Lowell, Massachusetts, on the Merrimack River, (1) is the fourth largest city in state, (2) was founded as a planned community and (3) was the largest industrial complex in the US in the 19th century. (4) It made textiles from the cotton produced by all those plantations in the south. Those are all things I didn’t know about Lowell before I went for a visit in October.
What I did know was that it was all about mills and industrial history. And what did I know about industrial history? Zippo. So off I went, to learn something.
New England Quilt Museum
While I was in Lowell to learn about industrial history, Kathie’s priority was the New England Quilt Museum. She’s an avid and accomplished quilter. The museum had very innovative, avant guarde modern pieces, as well as traditional ones. This being a history blog, I’ll show you a traditional one.
This circa 1875 hand pieced, hand quilted cotton bed cover has a bandanna from Ulysses S. Grant’s presidential campaign as a centerpiece.
This was another place that had me sign a waiver saying that none of my photos would be used commercially. I’d never had to do that before, anywhere, and now I’d done it twice in one trip.
American Textile History Museum
I go to hundreds — not an exaggeration — of museums a year, so I get very excited when I find one that shows me something I’ve never seen before. The American Textile History Museum managed that, so it now has a place as one of my top favorites. According to its website, it documents “the woolen, cotton, flax and silk industries in New England and beyond through its collections of pre-industrial tools, powered industrial era machinery, flat textiles” and books.
I see many dresses in museums, but I’ve rarely — actually, not at all in recent memory — seen a man’s suit. And definitely not one as well preserved as this circa 1770 silk, linen and cotton three-piece (jacket, waistcoat, pants) ensemble from Europe.
I was fascinated by the 1854 daguerreotype of weaver Mary D. Warner because of the short sleeves on her dress. I guess they didn’t want sleeves getting caught in machinery.
I’m showing the corset because — ouch.
Boote Cotton Mill and Museum
I have an abandoned industrial building fetish. Not as strong as my staircase fetish, but close. So I was very excited by this:
The Lowell National Historical Park operates several sites around Lowell, all related to the textile industry, and we visited this one: a large cotton mill complex and its adjoining workers’ dormitory.

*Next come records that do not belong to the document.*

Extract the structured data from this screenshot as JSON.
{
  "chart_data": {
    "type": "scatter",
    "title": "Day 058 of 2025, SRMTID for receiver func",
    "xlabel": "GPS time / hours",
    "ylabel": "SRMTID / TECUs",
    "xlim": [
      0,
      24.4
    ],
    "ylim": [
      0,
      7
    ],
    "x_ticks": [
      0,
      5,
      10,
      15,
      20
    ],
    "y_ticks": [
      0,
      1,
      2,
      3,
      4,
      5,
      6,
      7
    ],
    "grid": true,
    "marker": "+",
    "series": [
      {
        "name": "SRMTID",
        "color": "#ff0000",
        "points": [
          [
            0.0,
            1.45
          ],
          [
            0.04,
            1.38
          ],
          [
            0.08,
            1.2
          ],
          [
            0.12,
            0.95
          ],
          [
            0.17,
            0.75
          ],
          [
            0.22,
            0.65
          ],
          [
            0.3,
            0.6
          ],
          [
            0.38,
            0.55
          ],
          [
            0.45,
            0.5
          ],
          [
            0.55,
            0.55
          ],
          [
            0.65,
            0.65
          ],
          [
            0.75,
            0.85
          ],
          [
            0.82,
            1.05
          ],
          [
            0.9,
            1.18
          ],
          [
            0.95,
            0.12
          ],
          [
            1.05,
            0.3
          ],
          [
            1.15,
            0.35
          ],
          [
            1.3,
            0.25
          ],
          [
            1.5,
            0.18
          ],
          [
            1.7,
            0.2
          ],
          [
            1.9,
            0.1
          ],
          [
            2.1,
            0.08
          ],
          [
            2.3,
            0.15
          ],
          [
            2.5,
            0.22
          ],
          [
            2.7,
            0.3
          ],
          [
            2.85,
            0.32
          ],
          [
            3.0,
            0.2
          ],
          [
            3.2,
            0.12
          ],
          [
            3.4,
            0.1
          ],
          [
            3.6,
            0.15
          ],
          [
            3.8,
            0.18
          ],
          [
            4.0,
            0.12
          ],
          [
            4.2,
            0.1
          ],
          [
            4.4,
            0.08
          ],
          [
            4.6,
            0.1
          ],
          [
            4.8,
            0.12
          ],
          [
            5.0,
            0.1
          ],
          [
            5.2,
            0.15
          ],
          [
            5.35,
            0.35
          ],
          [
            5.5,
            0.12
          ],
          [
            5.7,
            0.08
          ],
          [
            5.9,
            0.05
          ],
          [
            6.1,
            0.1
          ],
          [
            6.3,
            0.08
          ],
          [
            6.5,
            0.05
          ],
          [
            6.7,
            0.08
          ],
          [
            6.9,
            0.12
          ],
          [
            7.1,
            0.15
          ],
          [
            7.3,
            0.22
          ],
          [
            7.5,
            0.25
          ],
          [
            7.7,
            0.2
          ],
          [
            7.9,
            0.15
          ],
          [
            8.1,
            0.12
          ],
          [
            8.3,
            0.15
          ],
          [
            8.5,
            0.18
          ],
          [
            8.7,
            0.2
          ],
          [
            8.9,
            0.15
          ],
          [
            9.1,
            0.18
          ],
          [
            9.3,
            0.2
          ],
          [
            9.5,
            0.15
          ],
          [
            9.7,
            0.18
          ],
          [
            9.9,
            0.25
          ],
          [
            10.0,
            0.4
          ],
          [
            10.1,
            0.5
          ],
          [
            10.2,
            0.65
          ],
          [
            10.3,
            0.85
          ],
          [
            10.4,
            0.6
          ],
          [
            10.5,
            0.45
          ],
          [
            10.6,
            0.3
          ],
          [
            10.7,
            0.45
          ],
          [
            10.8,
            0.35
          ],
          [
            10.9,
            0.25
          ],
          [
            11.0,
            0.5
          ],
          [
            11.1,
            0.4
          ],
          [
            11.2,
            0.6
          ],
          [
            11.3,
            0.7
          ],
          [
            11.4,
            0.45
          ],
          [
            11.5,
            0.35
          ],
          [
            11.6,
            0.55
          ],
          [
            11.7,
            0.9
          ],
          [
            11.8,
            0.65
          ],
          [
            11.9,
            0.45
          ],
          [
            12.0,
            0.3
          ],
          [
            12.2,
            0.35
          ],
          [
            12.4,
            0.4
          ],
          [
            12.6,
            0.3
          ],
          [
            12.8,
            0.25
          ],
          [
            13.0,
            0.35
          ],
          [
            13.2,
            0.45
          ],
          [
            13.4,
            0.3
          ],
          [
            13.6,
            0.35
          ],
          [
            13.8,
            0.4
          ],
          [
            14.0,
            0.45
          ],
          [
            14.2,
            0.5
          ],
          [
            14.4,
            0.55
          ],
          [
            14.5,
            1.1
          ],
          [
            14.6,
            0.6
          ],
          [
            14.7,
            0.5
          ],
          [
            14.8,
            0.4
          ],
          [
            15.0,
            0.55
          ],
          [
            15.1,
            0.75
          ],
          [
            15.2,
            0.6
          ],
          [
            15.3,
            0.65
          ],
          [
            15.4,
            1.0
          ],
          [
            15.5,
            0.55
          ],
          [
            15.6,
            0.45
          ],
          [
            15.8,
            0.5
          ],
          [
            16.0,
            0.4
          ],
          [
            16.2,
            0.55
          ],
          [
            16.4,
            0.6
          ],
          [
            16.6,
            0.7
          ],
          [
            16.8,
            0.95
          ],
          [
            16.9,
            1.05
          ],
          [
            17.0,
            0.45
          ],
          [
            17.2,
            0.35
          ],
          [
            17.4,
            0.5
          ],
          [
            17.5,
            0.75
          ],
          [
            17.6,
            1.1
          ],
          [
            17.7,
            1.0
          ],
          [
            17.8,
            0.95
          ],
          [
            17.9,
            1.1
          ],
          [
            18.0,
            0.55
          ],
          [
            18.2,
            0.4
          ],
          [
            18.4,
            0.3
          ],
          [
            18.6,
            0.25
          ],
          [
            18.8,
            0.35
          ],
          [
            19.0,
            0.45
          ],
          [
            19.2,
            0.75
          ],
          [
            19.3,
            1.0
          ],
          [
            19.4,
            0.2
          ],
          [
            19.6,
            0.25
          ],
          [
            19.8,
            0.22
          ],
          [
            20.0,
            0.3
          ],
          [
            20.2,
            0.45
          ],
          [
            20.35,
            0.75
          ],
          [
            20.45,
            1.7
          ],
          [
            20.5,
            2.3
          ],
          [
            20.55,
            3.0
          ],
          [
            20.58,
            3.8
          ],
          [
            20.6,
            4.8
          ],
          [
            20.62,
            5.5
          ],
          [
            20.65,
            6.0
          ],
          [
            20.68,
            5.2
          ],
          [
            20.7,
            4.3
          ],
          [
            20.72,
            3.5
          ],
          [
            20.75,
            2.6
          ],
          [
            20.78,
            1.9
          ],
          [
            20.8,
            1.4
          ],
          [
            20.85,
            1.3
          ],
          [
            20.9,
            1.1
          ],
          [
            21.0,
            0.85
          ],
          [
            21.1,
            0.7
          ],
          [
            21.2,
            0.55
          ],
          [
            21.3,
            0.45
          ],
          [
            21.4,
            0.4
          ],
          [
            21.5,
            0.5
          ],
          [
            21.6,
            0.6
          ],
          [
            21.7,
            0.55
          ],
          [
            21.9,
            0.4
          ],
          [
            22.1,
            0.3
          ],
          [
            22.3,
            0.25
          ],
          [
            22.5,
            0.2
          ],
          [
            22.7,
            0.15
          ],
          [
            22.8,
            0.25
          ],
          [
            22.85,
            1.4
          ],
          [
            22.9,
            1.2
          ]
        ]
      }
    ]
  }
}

It’s actually not abandoned anymore — most of it has been turned into apartments.
Boote Mill was built in 1835 and ran for about 100 years. They gave us ear plugs as we went into the area with the machines, which were in operation. I bet no one gave the workers ear plugs. They sell the fabric they make on the looms in their gift shop, as dish towels. They’re lovely and $4.95 each. The link’s photo shows a beige on but they have lots of colors. I got a load of aqua ones.
Lowell Mills made various fabrics from southern cotton not only for general sale, but also one specifically for the southern market: “Negro cloth” AKA “Lowell.” It was a coarse material used to make clothes for slaves.
After our self-guided tour through the factory, we went next door to the women’s dormitory. Starting in the early 18th century, the Lowell mills employed thousands of young women (starting at age 13 but average age was 24). In 1840, at the height of the Lowell glory days, there were about 8000 women employed in its mills — 75% of its workforce. Originally, they were New England farm girls, who saw the opportunity to get off the farm and have some independence in the big city. Later, they attracted Irish and other European immigrants. For mills, the advantage was clear: they paid women half of what they paid men doing the same job. On average, the women worked 12 to 14 hour days, five days a week, with a half day on Saturday.
Mill owners also owned the boarding houses where many of their workers lived. “A typical boardinghouse,” says the Lowell NPS website, “consisted of eight units, with 20 to 40 women living in each unit….Usually they shared a room with three other women, sleeping two to a bed….The keeper prepared three meals a day, and the women dined together in a common room….The Lowell girls were expected to attend church and demonstrate morals befitting proper society.” The use of the term “keeper” (a woman or couple who managed the house and the girls) makes it all seem rather grim, and the docent at the house said that the exhibits makes the rooms look much cheerier and less crowded than conditions had actually been.